A panel on capital partisanship and gridlock at Harvard Kennedy School brought together scholars from near and far. Moderated by Karen Gordon Mills ’75, M.B.A. ’77 (photo 2), the panel was introduced by Harvard President Drew Faust (photo 3), who said, “Around the world, people looked at us and scratched their heads and began to wonder about the United States: Is the American Experiment unraveling? I think we all are searching for answers.”

Photos by Michelle Jay

Nation & World

Not very good governance

4 min read

Political experts, historians set sights on getting past capital gridlock

As the country struggles to regain its footing following last month’s federal government shutdown, public outrage and dissatisfaction with Congress and the White House are at an all-time high.

To many, elected officials in Washington appear to do little more than bicker and obstruct good-faith efforts to resolve some of the nation’s economic and social problems.

“Around the world, people looked at us and scratched their heads and began to wonder about the United States: Is the American Experiment unraveling?” Harvard President Drew Faust said as she opened a panel on capital partisanship and gridlock at Harvard Kennedy School’s (HKS) John F. Kennedy Jr. Forum Wednesday night. “I think we all are searching for answers.”

Karen Gordon Mills ’75, M.B.A. ’77, administrator of the U.S. Small Business Administration from 2009 to this year and currently a fellow at the Institute of Politics (IOP) at HKS, moderated a panel that included Alex Keyssar, Matthew W. Stirling Jr.

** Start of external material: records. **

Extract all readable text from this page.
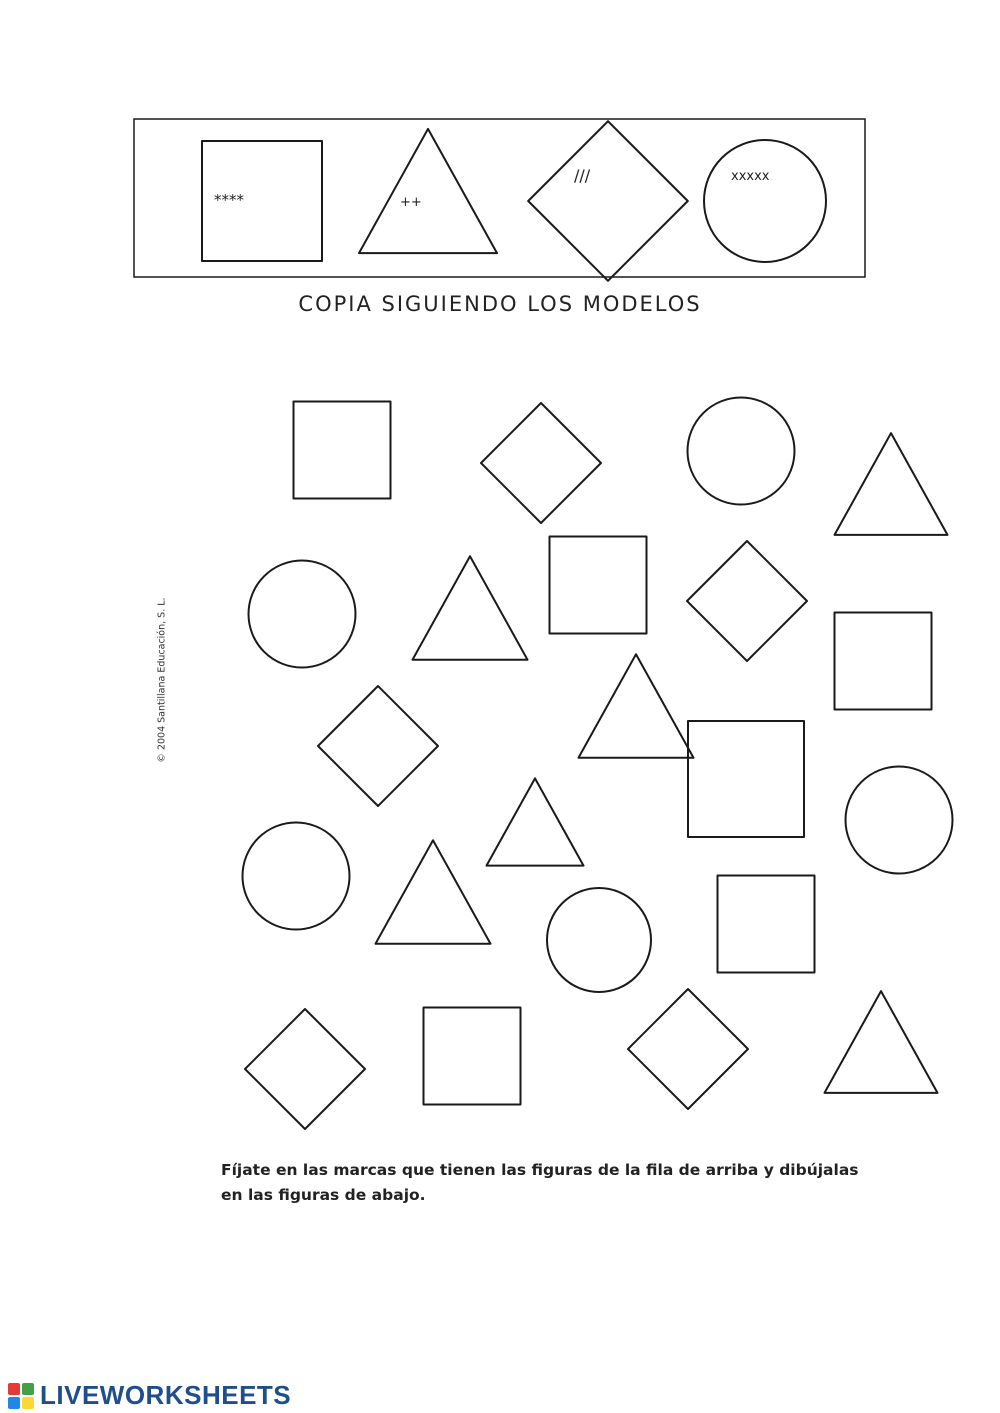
****	++
///	xxxxx
COPIA SIGUIENDO LOS MODELOS
© 2004 Santillana Educación, S. L.
Fíjate en las marcas que tienen las figuras de la fila de arriba y dibújalas
en las figuras de abajo.
LIVEWORKSHEETS
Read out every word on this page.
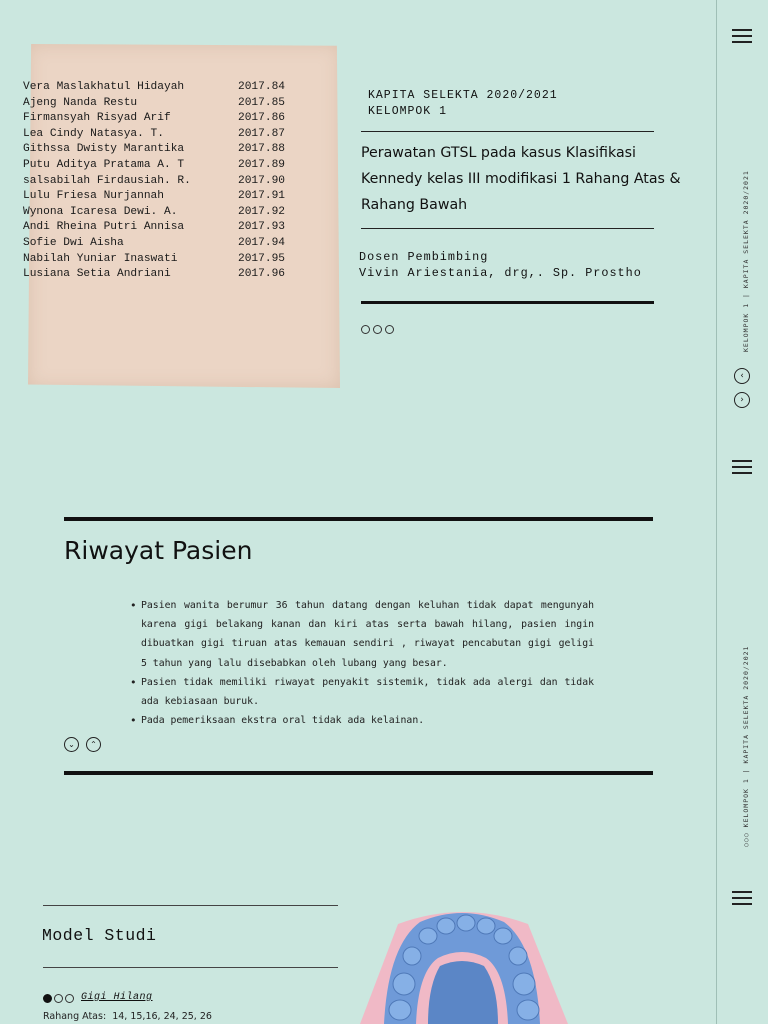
KELOMPOK 1 | KAPITA SELEKTA 2020/2021
‹
›
○○○ KELOMPOK 1 | KAPITA SELEKTA 2020/2021
Vera Maslakhatul Hidayah	2017.84
Ajeng Nanda Restu	2017.85
Firmansyah Risyad Arif	2017.86
Lea Cindy Natasya. T.	2017.87
Githssa Dwisty Marantika	2017.88
Putu Aditya Pratama A. T	2017.89
salsabilah Firdausiah. R.	2017.90
Lulu Friesa Nurjannah	2017.91
Wynona Icaresa Dewi. A.	2017.92
Andi Rheina Putri Annisa	2017.93
Sofie Dwi Aisha	2017.94
Nabilah Yuniar Inaswati	2017.95
Lusiana Setia Andriani	2017.96
KAPITA SELEKTA 2020/2021
KELOMPOK 1
Perawatan GTSL pada kasus Klasifikasi Kennedy kelas III modifikasi 1 Rahang Atas & Rahang Bawah
Dosen Pembimbing
Vivin Ariestania, drg,. Sp. Prostho
Riwayat Pasien
• Pasien wanita berumur 36 tahun datang dengan keluhan tidak dapat mengunyah karena gigi belakang kanan dan kiri atas serta bawah hilang, pasien ingin dibuatkan gigi tiruan atas kemauan sendiri , riwayat pencabutan gigi geligi 5 tahun yang lalu disebabkan oleh lubang yang besar.
• Pasien tidak memiliki riwayat penyakit sistemik, tidak ada alergi dan tidak ada kebiasaan buruk.
• Pada pemeriksaan ekstra oral tidak ada kelainan.
⌄	⌃
Model Studi
Gigi Hilang
Rahang Atas: 14, 15,16, 24, 25, 26
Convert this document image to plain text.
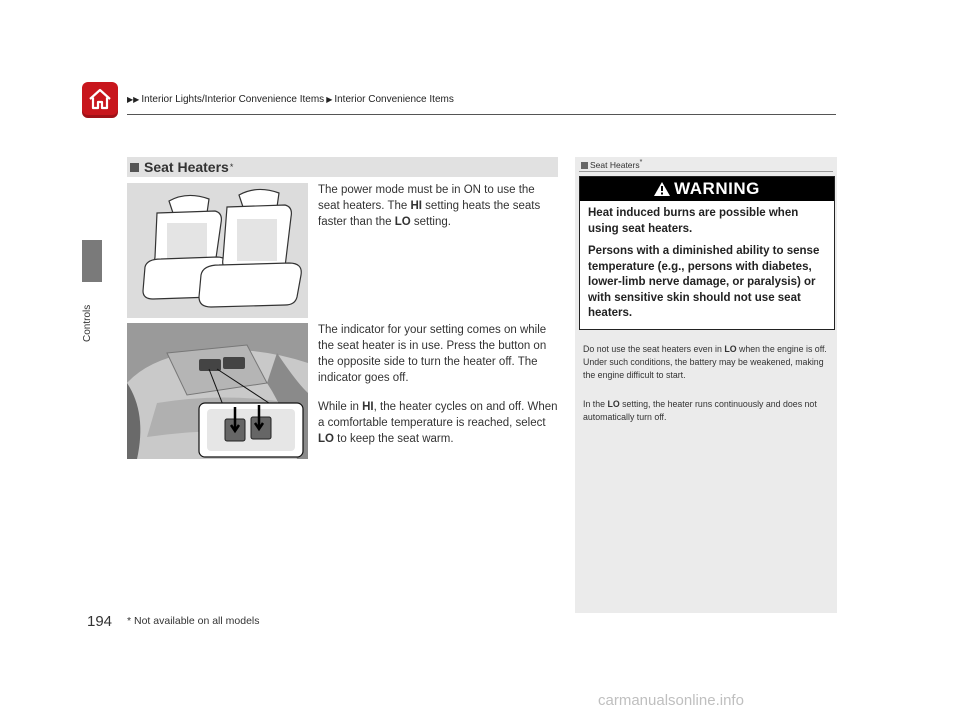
▶▶ Interior Lights/Interior Convenience Items ▶ Interior Convenience Items
Controls
Seat Heaters *

The power mode must be in ON to use the seat heaters. The HI setting heats the seats faster than the LO setting.

The indicator for your setting comes on while the seat heater is in use. Press the button on the opposite side to turn the heater off. The indicator goes off.

While in HI, the heater cycles on and off. When a comfortable temperature is reached, select LO to keep the seat warm.

Seat Heaters*
WARNING

Heat induced burns are possible when using seat heaters.

Persons with a diminished ability to sense temperature (e.g., persons with diabetes, lower-limb nerve damage, or paralysis) or with sensitive skin should not use seat heaters.

Do not use the seat heaters even in LO when the engine is off. Under such conditions, the battery may be weakened, making the engine difficult to start.
In the LO setting, the heater runs continuously and does not automatically turn off.
194 * Not available on all models
carmanualsonline.info
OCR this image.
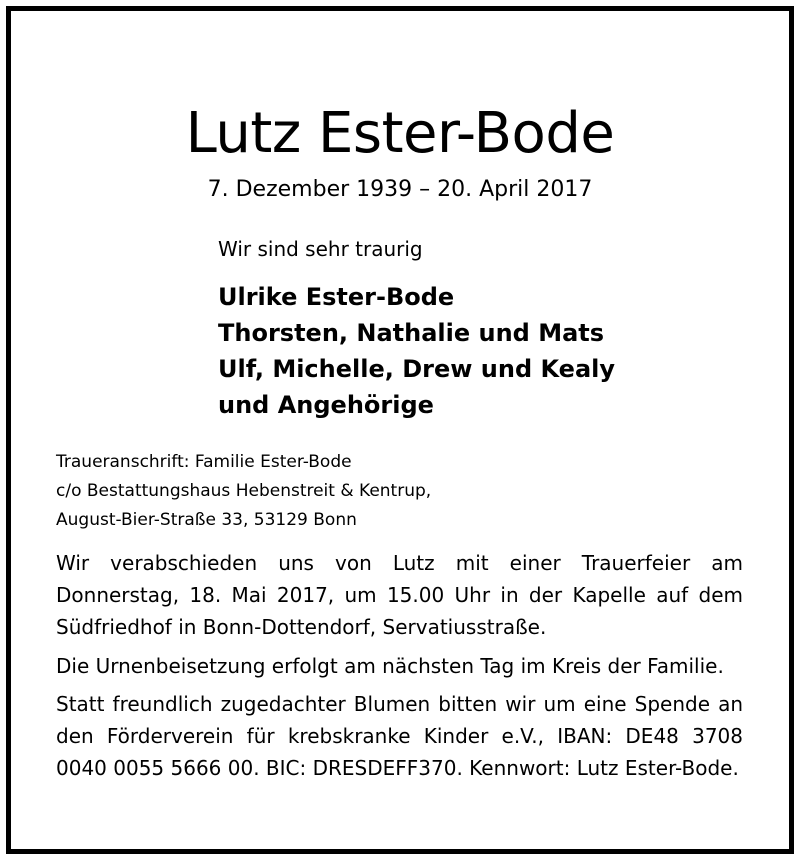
Lutz Ester-Bode
7. Dezember 1939 – 20. April 2017
Wir sind sehr traurig
Ulrike Ester-Bode
Thorsten, Nathalie und Mats
Ulf, Michelle, Drew und Kealy
und Angehörige
Traueranschrift: Familie Ester-Bode
c/o Bestattungshaus Hebenstreit & Kentrup,
August-Bier-Straße 33, 53129 Bonn
Wir verabschieden uns von Lutz mit einer Trauerfeier am Donnerstag, 18. Mai 2017, um 15.00 Uhr in der Kapelle auf dem Südfriedhof in Bonn-Dottendorf, Servatiusstraße.
Die Urnenbeisetzung erfolgt am nächsten Tag im Kreis der Familie.
Statt freundlich zugedachter Blumen bitten wir um eine Spende an den Förderverein für krebskranke Kinder e.V., IBAN: DE48 3708 0040 0055 5666 00. BIC: DRESDEFF370. Kennwort: Lutz Ester-Bode.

Professor of History and Social Policy at HKS; Mark McKinnon, a political analyst and media adviser; Theda Skocpol, Ph.D. ’75, Victor S. Thomas Professor of Government and Sociology and former dean of the Graduate School of Arts and Sciences; and Hilda L. Solis, until recently the U.S. secretary of labor and now a visiting IOP fellow.

The panel considered the governmental stalemate in light of similar, earlier periods in American history, such as the Civil War and the Great Depression, when political acrimony also threatened to bring the federal government to a standstill.

“One thing we learn is that those moments were moments when there was a whole lot at stake and there were really severe disagreements about policy and disagreements that didn’t seem to some people to be bridgeable or compromise-able,” said Keyssar, a political historian. “It would almost be a betrayal of your principles to compromise, and I think that’s something like what we’re seeing today.”

Skocpol said much of today’s gridlock is stoked by a belief among a small but powerful faction within the Republican Party that compromise is a sign of weakness and a capitulation of core values. She noted that close to two-thirds of House Republicans voted against lifting the 16-day shutdown even in the face of 80 percent public disapproval ratings, a development she called “astonishing.”

“That tells us that this is not a problem that can be solved by just getting people in a room to be nice to each other, even though I’m for it. There’s something larger going on here,” Skocpol said.

While media bias on both ends of the political spectrum exists, the panelists said, more troubling is the public’s growing consumption of “self-reinforcing media” and the press fixation on partisan provocateurs.

“What’s more problematic is that there’s an inherent bias toward friction and train wrecks,” McKinnon said. “The media generally is not going to go out and write an ‘Everybody’s getting along together’ story. They love food fights.”

While, historically, turnout among middle-class and upper-class voters remains good, the rancor in Washington contributes to a growing public distrust of and disconnection from the political system as a whole.

“There certainly seems to be a lot of evidence that part of it is that working-class people and poor people don’t see that there’s much in it for them either way,” said Keyssar. “And frankly, I don’t think you’re going to get an increase in turnout until that changes and until they really do see that it will really matter to them.”

The failure to unclog the machinery of Congress will come at a high price, said Skocpol.

“The harm will be both human and economic. And the other kind of harm that comes when our country cannot address pressing problems like full employment, improvement in our way of funding higher education … is that the population comes to think that our government and our democracy can’t work,” she said. “And that’s a terrible cost no matter what the unemployment trend is because it turns off people, particularly young people.”